Baca: 2 Rekor yang Bisa Diraih The Daddies dalam Turnamen Bulutangkis All England 2020
Gelar All England bisa dibilang turnamen yang paling didambakan oleh para pebulutangkis dunia dari tur BWF.
Hal ini tak terlepas dari nilai prestise dan sejarah yang melekat dalam ajang All England.
Awalnya turnamen ini bernama "The Badminton Association Tournament" yang hanya menampilkan pertandingan ganda.
Lalu, pada tahun 1902, nama turnamen ini dirubah menjadi Kejuaraan "All-England".
Seorang editor di majalah Badminton Dunia, dan juga mantan Sekretaris Kehormatan Federasi Badminton Internasional Herbert Scheele pernah menulis pada Maret 1975 alasan kenapa pnyebutan turnamen ini menjadi All England.
"Mengapa Kejuaraan All-England, dan tidak mungkin lebih deskriptif secara deskriptif Kejuaraan Terbuka Inggris atau Kejuaraan Internasional Inggris.
"Turnamen ini sering disebut di negara lain sebagai Kejuaraan Dunia tidak resmi, meskipun tidak ada seorang pun di Inggris yang pernah menyebutnya demikian.
"Tentu saja, judulnya, historis, dan namanya benar-benar ketinggalan zaman, terutama di Inggris.
"Nama turnemen diubah pada tahun 1902 menjadi Kejuaraan All-England, yang tidak masuk akal, karena turnamen dianggap sebagai sarana penunjukkan juara musim ini.
"Penggunaan nama itu (All-England) juga dimaksudkan untuk mengiklankan bahwa kejuaraan untuk pemain dari seluruh negeri dan tidak hanya mereka yang berada dalam jarak yang dekat dari London.
Berdasarkan renungan Scheele, awalnya turnamen ini hanya untuk mengapresiasi para pebulutangkis terbaik di seluruh Inggris, oleh karena itu namanya All-England.
Hingga akhirnya menjadi ajang internasional pada tahun 1938, setelah kontingen asal Denmark berhasil meraih trofi All England dari sektor tunggal putra (Tage Madsen) dan ganda putri (Ruth Dulsgaard/Tonnny Ahm).

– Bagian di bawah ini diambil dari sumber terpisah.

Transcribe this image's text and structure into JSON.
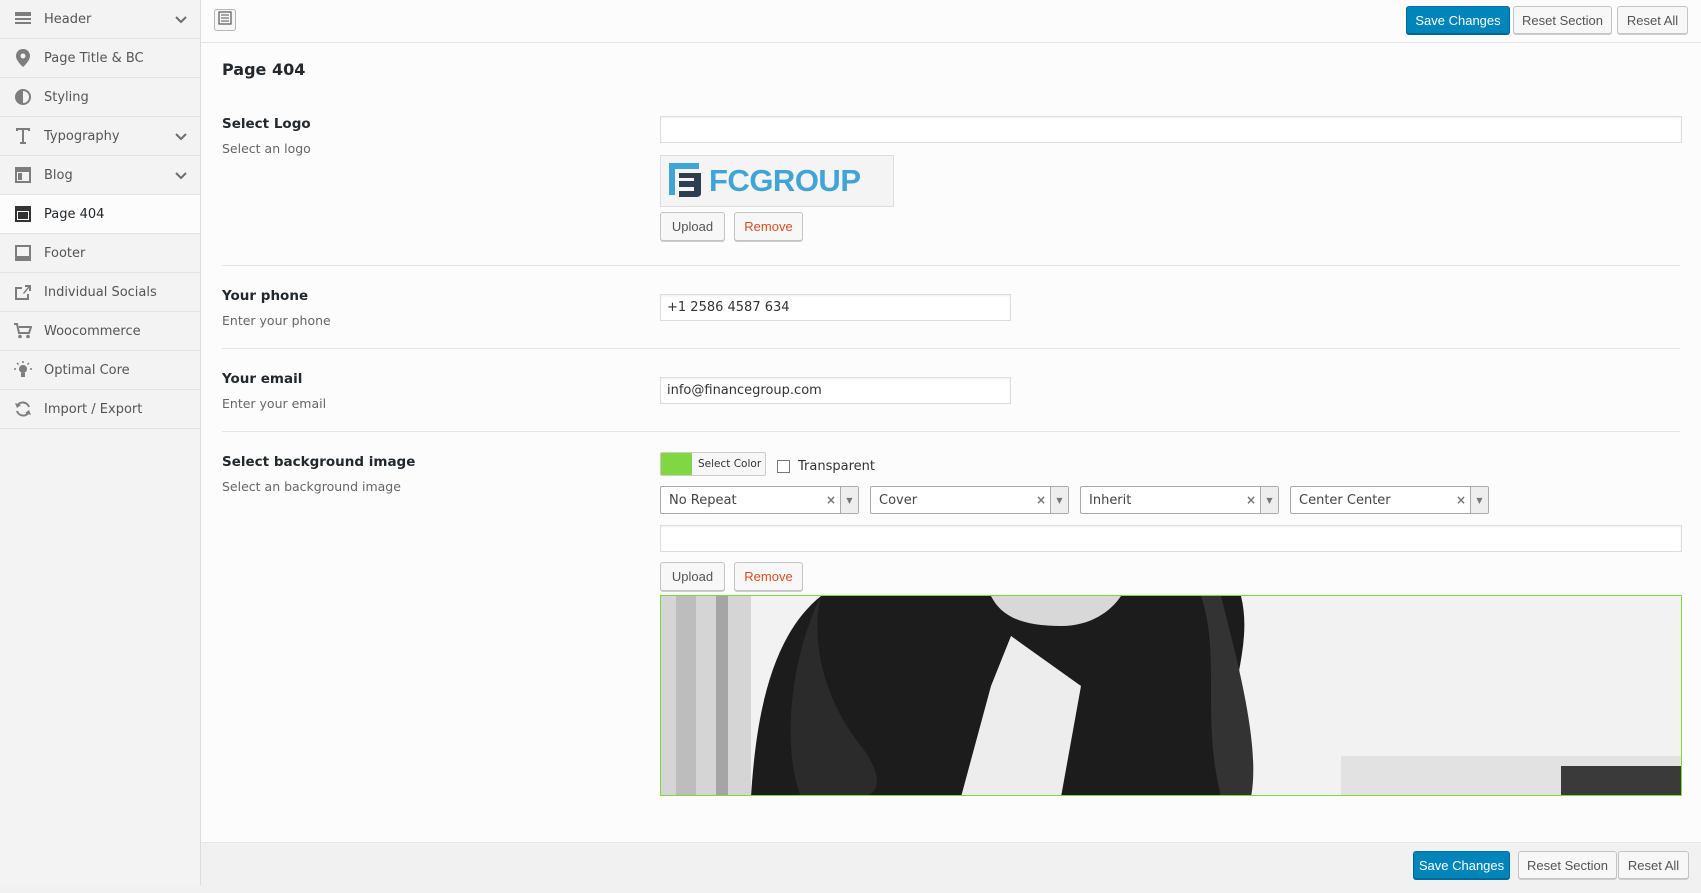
{
  "sidebar": {
    "items": [
      {
        "label": "Header",
        "icon": "header-icon",
        "expandable": true
      },
      {
        "label": "Page Title & BC",
        "icon": "map-pin-icon",
        "expandable": false
      },
      {
        "label": "Styling",
        "icon": "contrast-icon",
        "expandable": false
      },
      {
        "label": "Typography",
        "icon": "text-icon",
        "expandable": true
      },
      {
        "label": "Blog",
        "icon": "layout-icon",
        "expandable": true
      },
      {
        "label": "Page 404",
        "icon": "layout-icon",
        "expandable": false,
        "active": true
      },
      {
        "label": "Footer",
        "icon": "layout-icon",
        "expandable": false
      },
      {
        "label": "Individual Socials",
        "icon": "share-icon",
        "expandable": false
      },
      {
        "label": "Woocommerce",
        "icon": "cart-icon",
        "expandable": false
      },
      {
        "label": "Optimal Core",
        "icon": "lightbulb-icon",
        "expandable": false
      },
      {
        "label": "Import / Export",
        "icon": "refresh-icon",
        "expandable": false
      }
    ]
  },
  "toolbar": {
    "save_label": "Save Changes",
    "reset_section_label": "Reset Section",
    "reset_all_label": "Reset All"
  },
  "page": {
    "title": "Page 404"
  },
  "fields": {
    "logo": {
      "title": "Select Logo",
      "desc": "Select an logo",
      "url_value": "",
      "preview_text": "FCGROUP",
      "upload_label": "Upload",
      "remove_label": "Remove"
    },
    "phone": {
      "title": "Your phone",
      "desc": "Enter your phone",
      "value": "+1 2586 4587 634"
    },
    "email": {
      "title": "Your email",
      "desc": "Enter your email",
      "value": "info@financegroup.com"
    },
    "background": {
      "title": "Select background image",
      "desc": "Select an background image",
      "color_label": "Select Color",
      "color_value": "#81d742",
      "transparent_label": "Transparent",
      "transparent_checked": false,
      "repeat": "No Repeat",
      "size": "Cover",
      "attachment": "Inherit",
      "position": "Center Center",
      "url_value": "",
      "upload_label": "Upload",
      "remove_label": "Remove"
    }
  },
  "colors": {
    "primary": "#0085ba",
    "remove": "#d54e21",
    "swatch": "#81d742"
  }
}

Dalam perjalanannya, ajang All England sempat terhenti dua kali akibat perang yang melanda dunia.
Tepatnya pada 1915 hingga 1919 karena Perang Dunia I dan kemudia pada tahun 1940-1946 akibat Perang Dunia II, dilansir Kompas.com dari All England.
All England sudah menggunakan delapan venue, termasuk Birmingham Arena yang dipakai sejak 1994.
Berikut ini delapan venue yang pernah dipakai untuk All England:
1. HQ London Scottish Regiment Drill Hall, Buckingham Gate (1899 hingga 1901)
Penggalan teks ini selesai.